Karolinska Pharmacy, Karolinska Hospital, SE-171 76 Stockholm, Sweden. stygge.staffan swipnet.se

BACKGROUND: The efficacy of oral acyclovir, a purine nucleoside analogue with activity against human herpes viruses, is limited as a result of its low bioavailability. Valacyclovir, the L-valyl ester of acyclovir, has been developed as a pro-drug to improve the bioavailability. The aim of the present study was to compare the pharmacokinetics of acyclovir after intravenous administration and after oral administration of valacyclovir.
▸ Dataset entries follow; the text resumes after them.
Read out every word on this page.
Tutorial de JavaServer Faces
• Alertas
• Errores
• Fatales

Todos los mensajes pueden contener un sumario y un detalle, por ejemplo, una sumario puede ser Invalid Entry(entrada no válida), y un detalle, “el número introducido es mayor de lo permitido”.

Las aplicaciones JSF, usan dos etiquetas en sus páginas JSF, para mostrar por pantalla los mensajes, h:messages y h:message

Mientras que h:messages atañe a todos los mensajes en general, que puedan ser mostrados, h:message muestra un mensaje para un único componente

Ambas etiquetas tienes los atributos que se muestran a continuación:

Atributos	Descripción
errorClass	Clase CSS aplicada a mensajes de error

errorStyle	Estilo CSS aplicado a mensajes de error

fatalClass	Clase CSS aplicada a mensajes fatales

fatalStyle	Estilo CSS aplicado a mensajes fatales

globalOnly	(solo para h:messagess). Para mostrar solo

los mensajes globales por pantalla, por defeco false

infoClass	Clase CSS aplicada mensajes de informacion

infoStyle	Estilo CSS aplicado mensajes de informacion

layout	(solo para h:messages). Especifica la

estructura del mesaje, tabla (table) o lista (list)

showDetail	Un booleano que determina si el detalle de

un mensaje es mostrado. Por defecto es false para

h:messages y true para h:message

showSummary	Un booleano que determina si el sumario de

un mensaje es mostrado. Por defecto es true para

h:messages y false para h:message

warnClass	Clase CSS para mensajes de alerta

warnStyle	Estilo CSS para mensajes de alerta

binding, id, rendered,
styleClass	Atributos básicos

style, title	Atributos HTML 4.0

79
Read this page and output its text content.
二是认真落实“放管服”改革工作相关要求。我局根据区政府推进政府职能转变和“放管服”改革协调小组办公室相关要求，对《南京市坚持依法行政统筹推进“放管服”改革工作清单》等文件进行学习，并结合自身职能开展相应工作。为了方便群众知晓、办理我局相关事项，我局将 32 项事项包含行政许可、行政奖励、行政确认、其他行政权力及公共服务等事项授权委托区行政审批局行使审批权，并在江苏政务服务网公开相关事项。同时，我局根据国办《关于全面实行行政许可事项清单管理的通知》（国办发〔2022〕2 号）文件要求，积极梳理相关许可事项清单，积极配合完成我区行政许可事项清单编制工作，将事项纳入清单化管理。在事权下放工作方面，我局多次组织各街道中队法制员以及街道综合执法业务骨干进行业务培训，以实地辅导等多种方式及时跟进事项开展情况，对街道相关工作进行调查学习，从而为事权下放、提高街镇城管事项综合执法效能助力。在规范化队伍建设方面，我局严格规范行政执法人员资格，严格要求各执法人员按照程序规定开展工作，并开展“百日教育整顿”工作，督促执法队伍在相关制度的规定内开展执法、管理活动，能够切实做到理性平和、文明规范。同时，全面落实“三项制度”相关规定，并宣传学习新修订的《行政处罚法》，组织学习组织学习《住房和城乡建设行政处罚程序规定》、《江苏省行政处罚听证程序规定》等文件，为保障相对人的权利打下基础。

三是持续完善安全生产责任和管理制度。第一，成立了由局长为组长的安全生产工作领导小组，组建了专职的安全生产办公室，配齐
PROCEDURE: The pharmacokinetics of acyclovir were studied in 18 children aged 1.4-18.1 years (median: 6.9 years; 9 females) after intravenous infusion (1 hr; median dose: 10.5 mg/kg). In 10 of the children the pharmacokinetics of acyclovir were also studied after oral administration of valacyclovir (median dose: 34.1 mg/kg). Quantification of acyclovir in serum was performed by reversed-phase liquid chromatography with fluorometric detection. The pharmacokinetic analysis was performed by pharmacokinetic modelling. RESULTS: The serum concentration versus time curves of acyclovir were described by the two compartment model after intravenous administration and by the one compartment model with a zero- or first-order absorption phase after oral administration of valacyclovir. The bioavailability of acyclovir after oral administration of valacyclovir was 45% (median value; 95% CI: 37-55%). CONCLUSION: It is possible to substitute intravenous acyclovir therapy by oral valacyclovir therapy in children with leukopenia and mucositis after chemotherapy. This finding can at present not be fully implemented in clinical practice, since a commercial pharmaceutical formulation of valacyclovir aimed for children not able to swallow intact tablets is lacking. Crushed valacyclovir tablets have a very unpleasant taste, but can be administered to children through nasogastric tubes. Copyright 2002 Wiley-Liss, Inc.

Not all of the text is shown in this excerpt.